Por Fernando de Vedia

—¡Oh, no! —exclamó el príncipe Fredesvindo—. Es la tercera vez que


invito a la princesa Gelsumina a tomar el té a mi castillo y no viene.
Explícame la razón, sabio hechicero, tú que todo lo sabes.

—Su majestad —contestó el hechicero—, mi bola de cristal me indica que


un monstruo le impide salir de su castillo…

Sin esperar que el anciano terminara de hablar, el príncipe se colocó la


armadura, montó en su caballo blanco y partió a rescatar a la princesa.
Estaba seguro de que se trataba del dragón azulado, el que te echa fuego
y te deja quemado, que aterrorizaba a los poblados de la zona.

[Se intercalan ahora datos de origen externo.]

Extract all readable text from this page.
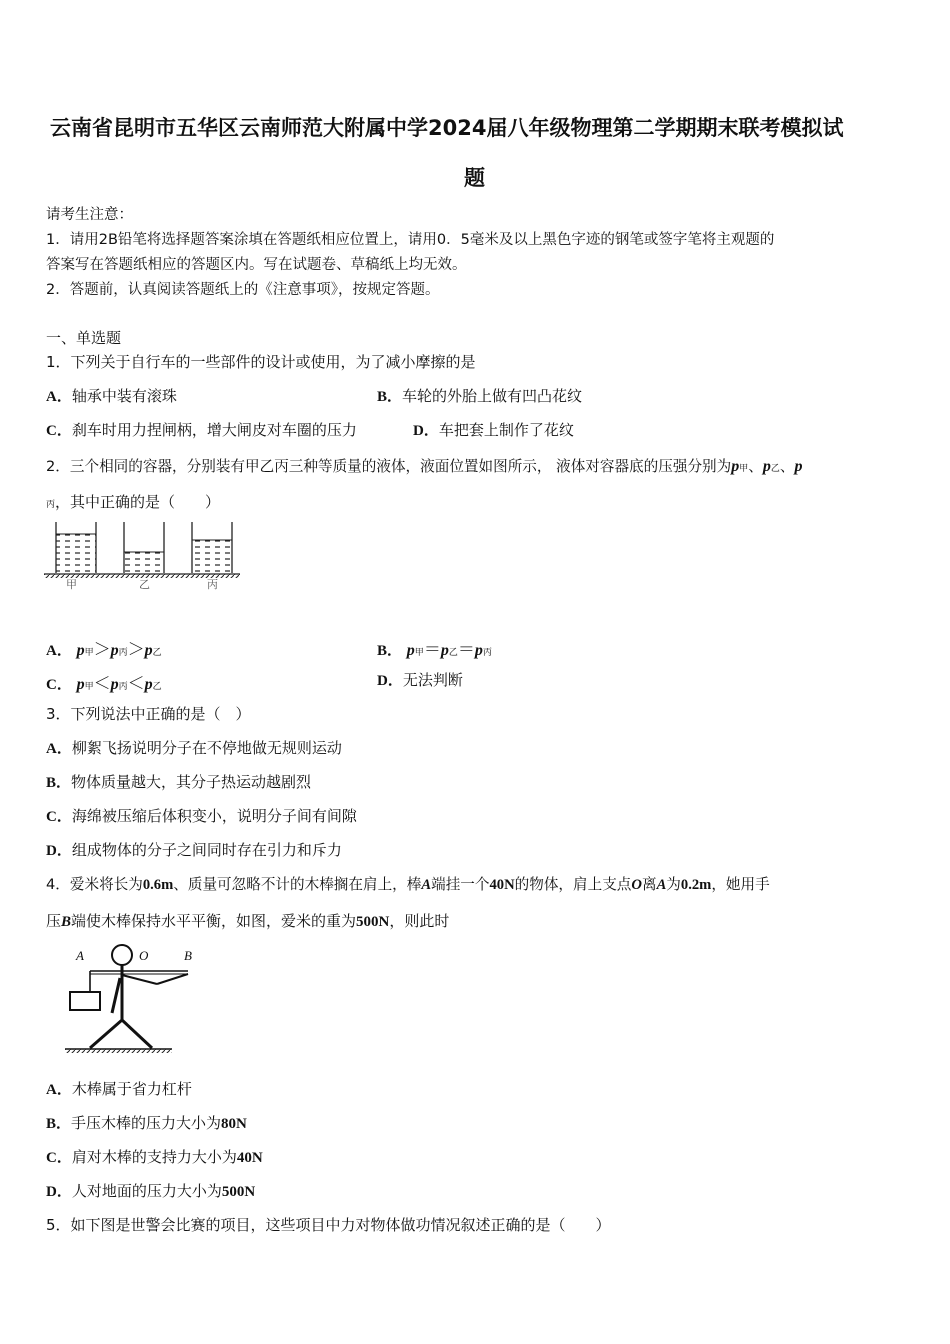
云南省昆明市五华区云南师范大附属中学2024届八年级物理第二学期期末联考模拟试
题
请考生注意：
1．请用2B铅笔将选择题答案涂填在答题纸相应位置上，请用0．5毫米及以上黑色字迹的钢笔或签字笔将主观题的
答案写在答题纸相应的答题区内。写在试题卷、草稿纸上均无效。
2．答题前，认真阅读答题纸上的《注意事项》，按规定答题。
一、单选题
1．下列关于自行车的一些部件的设计或使用，为了减小摩擦的是
A．轴承中装有滚珠	B．车轮的外胎上做有凹凸花纹
C．刹车时用力捏闸柄，增大闸皮对车圈的压力	D．车把套上制作了花纹
2．三个相同的容器，分别装有甲乙丙三种等质量的液体，液面位置如图所示， 液体对容器底的压强分别为p甲、p乙、p
丙，其中正确的是（　　）
甲	乙	丙
A． p甲＞p丙＞p乙	B． p甲＝p乙＝p丙
C． p甲＜p丙＜p乙	D．无法判断
3．下列说法中正确的是（　）
A．柳絮飞扬说明分子在不停地做无规则运动
B．物体质量越大，其分子热运动越剧烈
C．海绵被压缩后体积变小，说明分子间有间隙
D．组成物体的分子之间同时存在引力和斥力
4．爱米将长为0.6m、质量可忽略不计的木棒搁在肩上，棒A端挂一个40N的物体，肩上支点O离A为0.2m，她用手
压B端使木棒保持水平平衡，如图，爱米的重为500N，则此时
A	O	B
A．木棒属于省力杠杆
B．手压木棒的压力大小为80N
C．肩对木棒的支持力大小为40N
D．人对地面的压力大小为500N
5．如下图是世警会比赛的项目，这些项目中力对物体做功情况叙述正确的是（　　）
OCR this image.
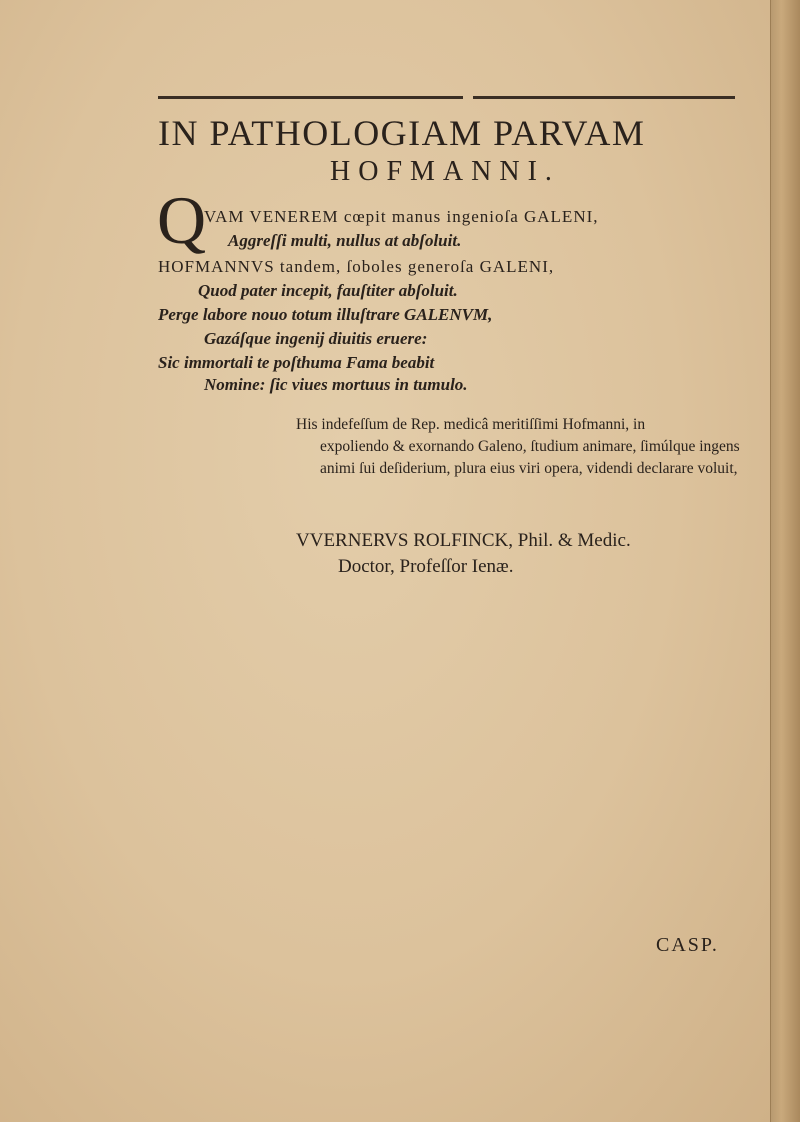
IN PATHOLOGIAM PARVAM
HOFMANNI.
Q
VAM VENEREM cœpit manus ingenioſa GALENI,
Aggreſſi multi, nullus at abſoluit.
HOFMANNVS tandem, ſoboles generoſa GALENI,
Quod pater incepit, fauſtiter abſoluit.
Perge labore nouo totum illuſtrare GALENVM,
Gazáſque ingenij diuitis eruere:
Sic immortali te poſthuma Fama beabit
Nomine: ſic viues mortuus in tumulo.
His indefeſſum de Rep. medicâ meritiſſimi Hofmanni, in
expoliendo & exornando Galeno, ſtudium animare, ſimúlque ingens animi ſui deſiderium, plura eius viri opera, videndi declarare voluit,
VVERNERVS ROLFINCK, Phil. & Medic.
Doctor, Profeſſor Ienæ.
CASP.
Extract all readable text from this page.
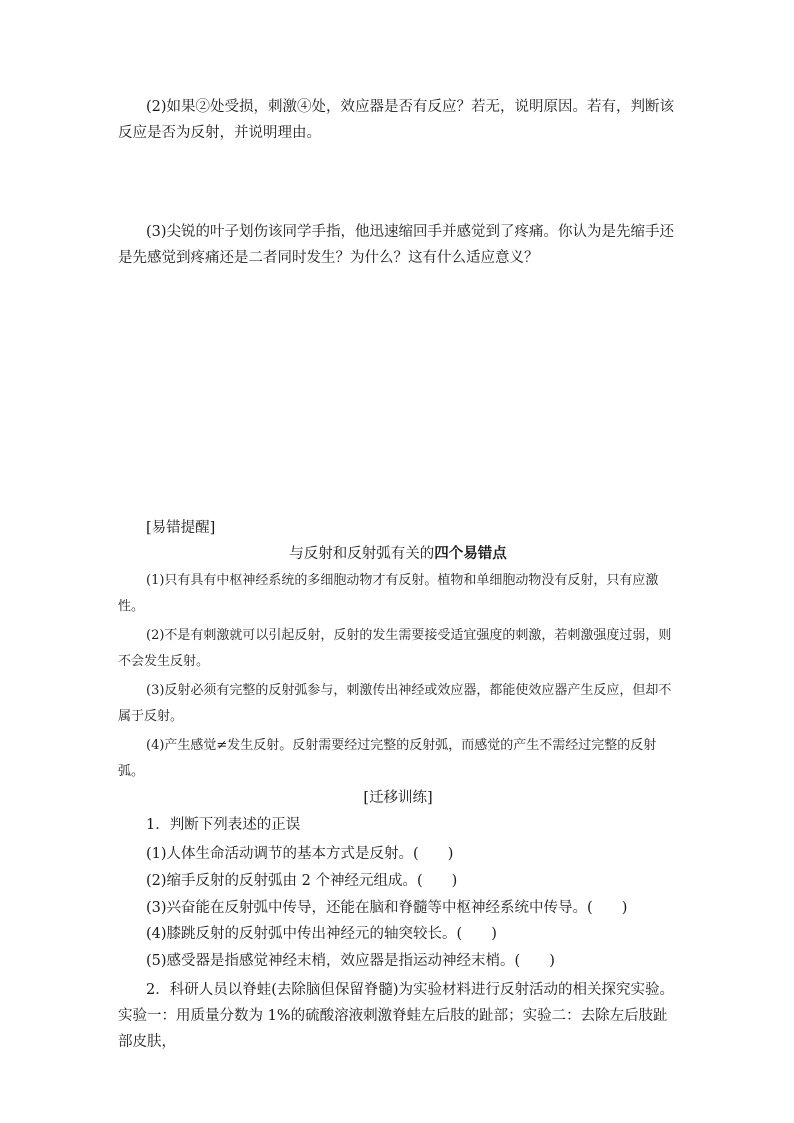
(2)如果②处受损，刺激④处，效应器是否有反应？若无，说明原因。若有，判断该反应是否为反射，并说明理由。

(3)尖锐的叶子划伤该同学手指，他迅速缩回手并感觉到了疼痛。你认为是先缩手还是先感觉到疼痛还是二者同时发生？为什么？这有什么适应意义？

[易错提醒]

与反射和反射弧有关的四个易错点

(1)只有具有中枢神经系统的多细胞动物才有反射。植物和单细胞动物没有反射，只有应激性。

(2)不是有刺激就可以引起反射，反射的发生需要接受适宜强度的刺激，若刺激强度过弱，则不会发生反射。

(3)反射必须有完整的反射弧参与，刺激传出神经或效应器，都能使效应器产生反应，但却不属于反射。

(4)产生感觉≠发生反射。反射需要经过完整的反射弧，而感觉的产生不需经过完整的反射弧。

[迁移训练]

1．判断下列表述的正误

(1)人体生命活动调节的基本方式是反射。(　　)

(2)缩手反射的反射弧由 2 个神经元组成。(　　)

(3)兴奋能在反射弧中传导，还能在脑和脊髓等中枢神经系统中传导。(　　)

(4)膝跳反射的反射弧中传出神经元的轴突较长。(　　)

(5)感受器是指感觉神经末梢，效应器是指运动神经末梢。(　　)

2．科研人员以脊蛙(去除脑但保留脊髓)为实验材料进行反射活动的相关探究实验。实验一：用质量分数为 1%的硫酸溶液刺激脊蛙左后肢的趾部；实验二：去除左后肢趾部皮肤，
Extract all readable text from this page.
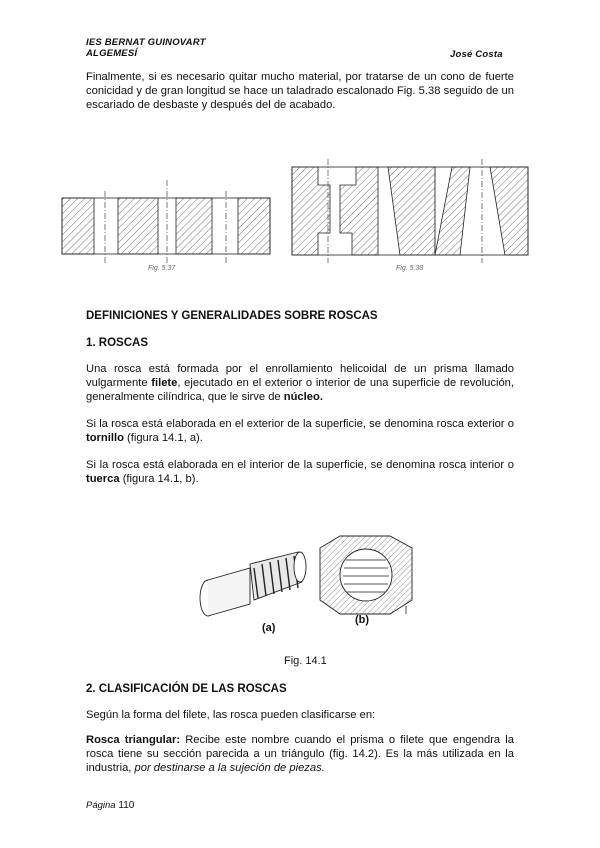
IES BERNAT GUINOVART
ALGEMESÍ	José Costa
Finalmente, si es necesario quitar mucho material, por tratarse de un cono de fuerte conicidad y de gran longitud se hace un taladrado escalonado Fig. 5.38 seguido de un escariado de desbaste y después del de acabado.
Fig. 5.37	Fig. 5.38
DEFINICIONES Y GENERALIDADES SOBRE ROSCAS
1. ROSCAS
Una rosca está formada por el enrollamiento helicoidal de un prisma llamado vulgarmente filete, ejecutado en el exterior o interior de una superficie de revolución, generalmente cilíndrica, que le sirve de núcleo.
Si la rosca está elaborada en el exterior de la superficie, se denomina rosca exterior o tornillo (figura 14.1, a).
Si la rosca está elaborada en el interior de la superficie, se denomina rosca interior o tuerca (figura 14.1, b).
(a)
(b)
Fig. 14.1
2. CLASIFICACIÓN DE LAS ROSCAS
Según la forma del filete, las rosca pueden clasificarse en:
Rosca triangular: Recibe este nombre cuando el prisma o filete que engendra la rosca tiene su sección parecida a un triángulo (fig. 14.2). Es la más utilizada en la industria, por destinarse a la sujeción de piezas.
Página 110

—¡Te las verás conmigo, tonto dragón! —gritaba el príncipe, aunque nadie
lo escuchaba. Y mientras cabalgaba, entonaba una canción para darse
valor:

Aquí viene Fredesvindo,


soy un príncipe valiente,
cuando encuentre a ese dragón
le voy a romper los dientes.

Le cortaré las dos alas,


lo agarraré de los cuernos,
le tiraré de la cola,
lo mandaré al infierno.

No me asusta su gran fuego


ni sus terribles colmillos,
pero es muy cierto que al verlo
me pillo en el calzoncillo.

Si puedo pensarlo bien,


y me dejan que yo elija,
preferiría pelear
con pequeñas lagartijas.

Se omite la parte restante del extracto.